The Soviet Union indeed justified the invasion of Poland by reference to the implausible claim that, if they did not intervene, “the consanguine Ukrainians and White Russians living on the territory of Poland who have been left to the whim of fate should be left defenseless.” For that, the Soviet leadership blamed the supposed “internal instability” of the Polish state, which was revealed by the Polish-German War.
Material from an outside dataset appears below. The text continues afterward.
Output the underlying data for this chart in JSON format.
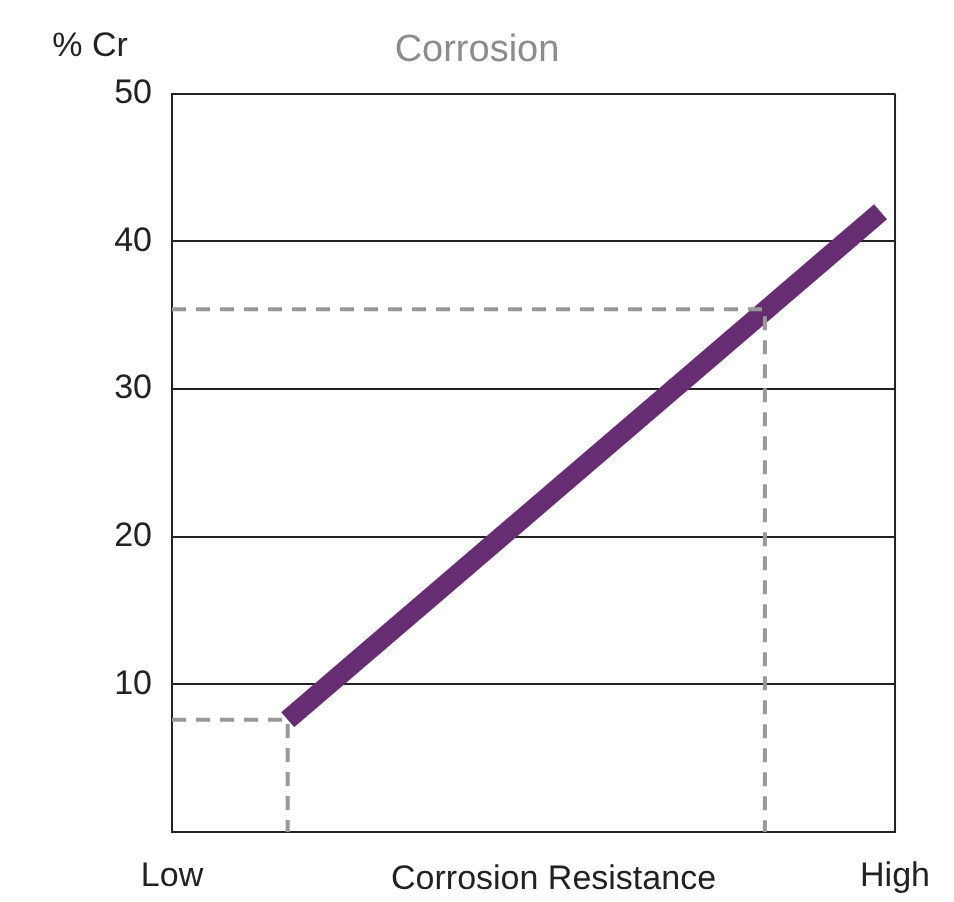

The Sep. 17 note by Vyacheslav Molotov for the Polish Ambassador Waclaw Grzybowski reads:
“During 10 days of military operations Poland has lost all its industrial regions and cultural centers. Warsaw as the capital of Poland no longer exists. The Polish Government has scattered and gives no signs of life. This means that the Polish State and its Government factually have ceased to exist. By this fact in itself treaties concluded between the Union of Soviet Socialist Republics and Poland have lost their validity. Left to shift for itself and left without leadership Poland has become a convenient field for all kinds of eventualities and unforeseen contingencies which may constitute a threat to the Union of Soviet Socialist Republics. Therefore, having been heretofore neutral, the Soviet Government can no longer adopt a neutral attitude to these facts.”
Ambassador Grzybowski resolutely refused to accept the document and rejected Molotov’s claims:
“None of the arguments used to justify the transformation of Polish-Soviet agreements into useless pieces of paper withstand reasonable criticism. According to my information, the head of the Polish state and the government of Poland are on the Polish territory. ...The sovereignty of any state exists as long as soldiers of its regular army are fighting. ...What the note claims about the situation of national minorities in Poland is nonsense. All of the minorities are actively demonstrating their full solidarity with Poland in its fight against the German invasion. ...Napoleon Bonaparte captured Moscow, but as long as Kutuzov's armies existed, Russia was also believed to exist.”